Digital Cornerstone
- Formerly: Lindows, Inc. (2001–2004); Linspire, Inc. (2004–2008);
- Company type: Semi-independent subsidiary
- Industry: Software
- Founded: August 2001; 24 years ago in San Diego, California, U.S
- Founder: Michael Robertson
- Defunct: 2008
- Fate: Acquired by Xandros, Inc
- Headquarters: San Diego, California, United States

= Digital Cornerstone =

Open source software company

Digital Cornerstone (formerly known as Lindows, Inc. (2001–2004) and Linspire, Inc. (2004–2008)) was a Linux and open source software company based in San Diego, California. It primarily targeted desktop computers with its flagship Linux distribution, Linspire. It was bought in 2008 by Xandros, Inc., a former competitor, and made a semi-independent subsidiary of the company.

==As Lindows==
Lindows, Inc. was founded in August 2001, by Michael Robertson with the goal of developing a Linux-based operating system capable of running major Microsoft Windows applications. It based its Windows compatibility on the Wine API compatibility layer. The company later abandoned this approach in favor of attempting to make Linux applications easy to download, install and use. To this end a program named "CNR" was developed: based on Debian's Advanced Packaging Tool, it provides an easy-to-use graphical user interface and a slightly modified package system for an annual fee. The first public release of Linspire was version 1.0, released in late 2001.

==Relationship with Microsoft==

In 2002, Microsoft sued Lindows, Inc. claiming the name "Lindows" constituted an infringement of their "Windows" trademark. Microsoft's claims were rejected by the court, which asserted that Microsoft had used the term "windows" to describe graphical user interfaces before the Windows product was ever released, and that the windowing technique had already been implemented by Xerox and Apple Computer many years before. Microsoft sought a retrial and after this was postponed in February 2004, offered to settle the case. As part of the licensing settlement, Microsoft paid an estimated $20 million, and Lindows, Inc. transferred the Lindows trademark to Microsoft and changed its name to Linspire, Inc.

On June 13, 2007, Linspire and Microsoft announced an interoperability collaboration agreement with a focus on: document format compatibility, instant messaging, digital media, web search, and patent covenants for Linspire customers. This agreement has been criticised, most notably by the Groklaw website for being disingenuously short-lived and limited, and against the spirit of the GNU General Public License. Kevin Carmony, in one of the regular "Linspire Letters," asserted that the agreement would "bring even more choices to desktop Linux users [and] ... offer a "better" Linux experience."

==Under Carmony==
On June 15, 2005, Michael Robertson stepped down as CEO of Linspire, Inc. He continued as Chairman and was replaced as CEO by Kevin Carmony.

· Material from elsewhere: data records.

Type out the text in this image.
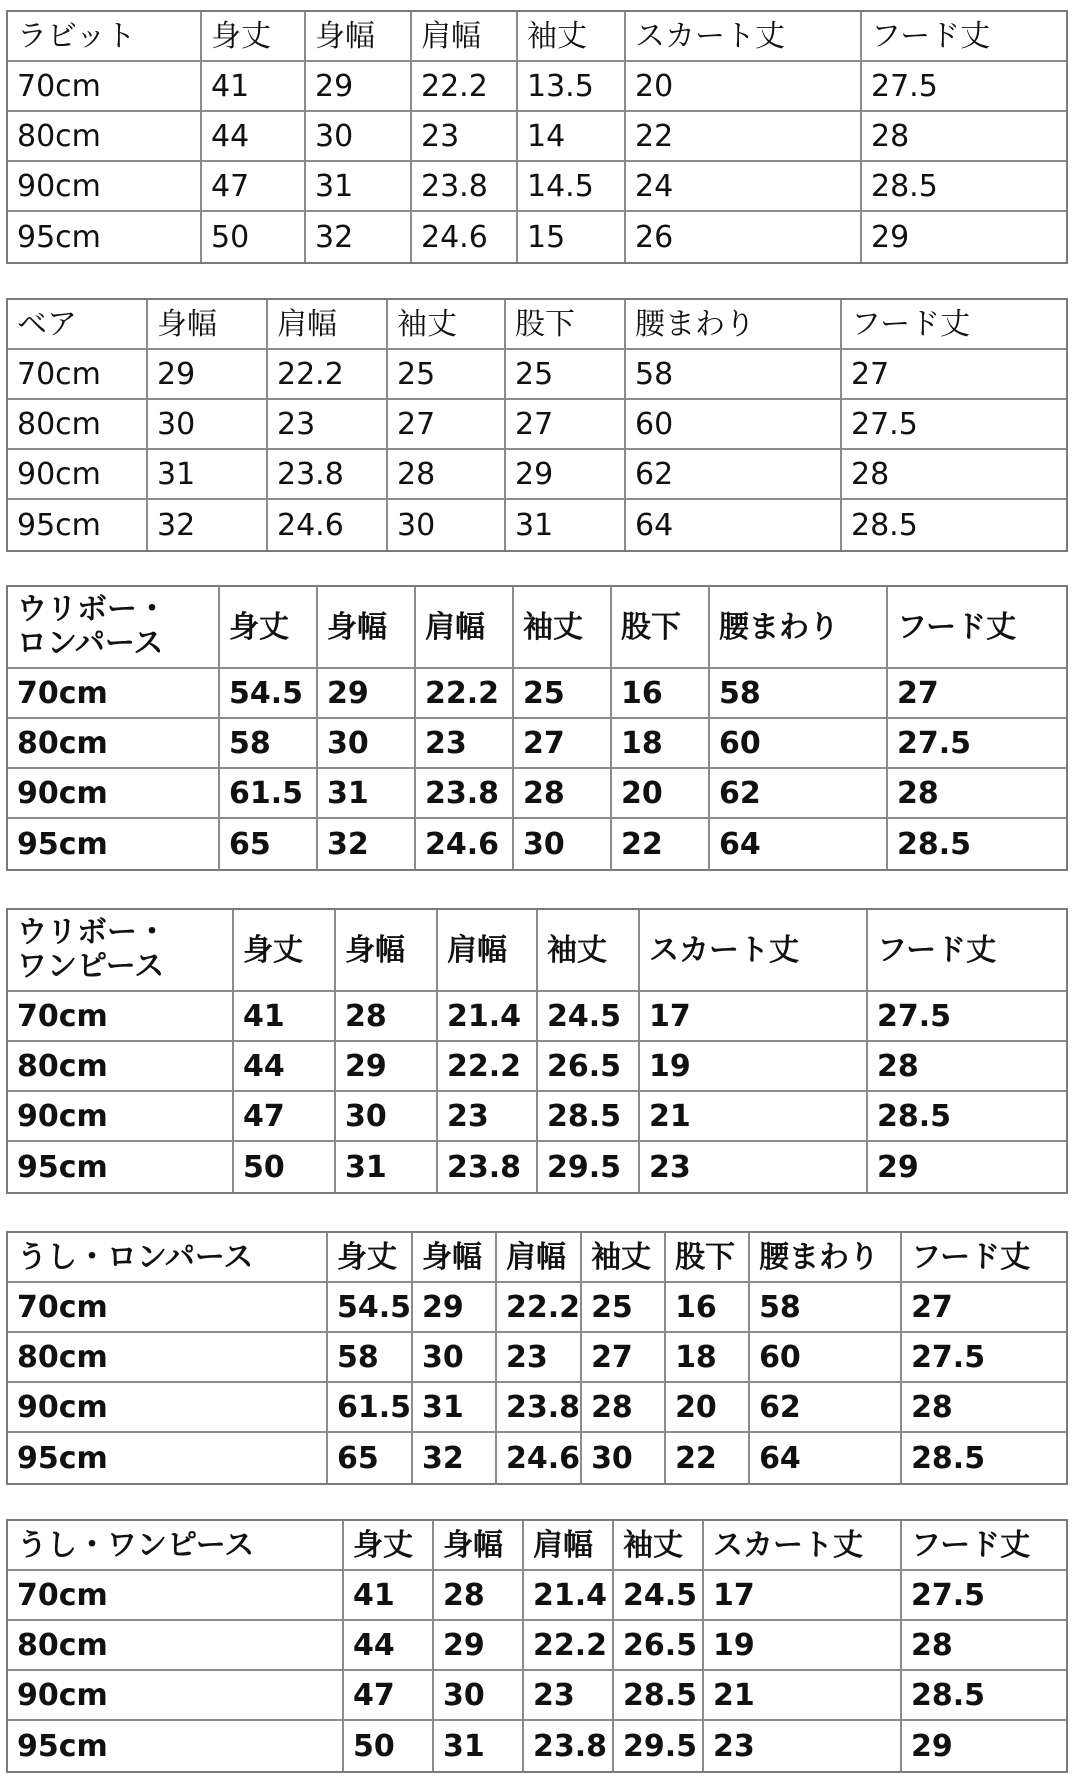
ラビット	身丈	身幅	肩幅	袖丈	スカート丈	フード丈
70cm	41	29	22.2	13.5	20	27.5
80cm	44	30	23	14	22	28
90cm	47	31	23.8	14.5	24	28.5
95cm	50	32	24.6	15	26	29
ベア	身幅	肩幅	袖丈	股下	腰まわり	フード丈
70cm	29	22.2	25	25	58	27
80cm	30	23	27	27	60	27.5
90cm	31	23.8	28	29	62	28
95cm	32	24.6	30	31	64	28.5
ウリボー・
ロンパース	身丈	身幅	肩幅	袖丈	股下	腰まわり	フード丈
70cm	54.5	29	22.2	25	16	58	27
80cm	58	30	23	27	18	60	27.5
90cm	61.5	31	23.8	28	20	62	28
95cm	65	32	24.6	30	22	64	28.5
ウリボー・
ワンピース	身丈	身幅	肩幅	袖丈	スカート丈	フード丈
70cm	41	28	21.4	24.5	17	27.5
80cm	44	29	22.2	26.5	19	28
90cm	47	30	23	28.5	21	28.5
95cm	50	31	23.8	29.5	23	29
うし・ロンパース	身丈	身幅	肩幅	袖丈	股下	腰まわり	フード丈
70cm	54.5	29	22.2	25	16	58	27
80cm	58	30	23	27	18	60	27.5
90cm	61.5	31	23.8	28	20	62	28
95cm	65	32	24.6	30	22	64	28.5
うし・ワンピース	身丈	身幅	肩幅	袖丈	スカート丈	フード丈
70cm	41	28	21.4	24.5	17	27.5
80cm	44	29	22.2	26.5	19	28
90cm	47	30	23	28.5	21	28.5
95cm	50	31	23.8	29.5	23	29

On February 8, 2007, Linspire, Inc. and Canonical Ltd, the lead sponsor and developer of the Ubuntu operating system, announced plans for a new technology partnership, with Linspire aiming to "begin basing ... [their] desktop Linux offerings on Ubuntu."

On July 10, 2007, Linspire released Linspire 6.0 based on Freespire 2.0.

Carmony resigned from Linspire on July 31, 2007. He was succeeded by Larry Kettler as CEO.

==Acquisition==
On July 1, 2008, a minority of Linspire stockholders elected to change the company's name to Digital Cornerstone, and all assets were acquired by Xandros.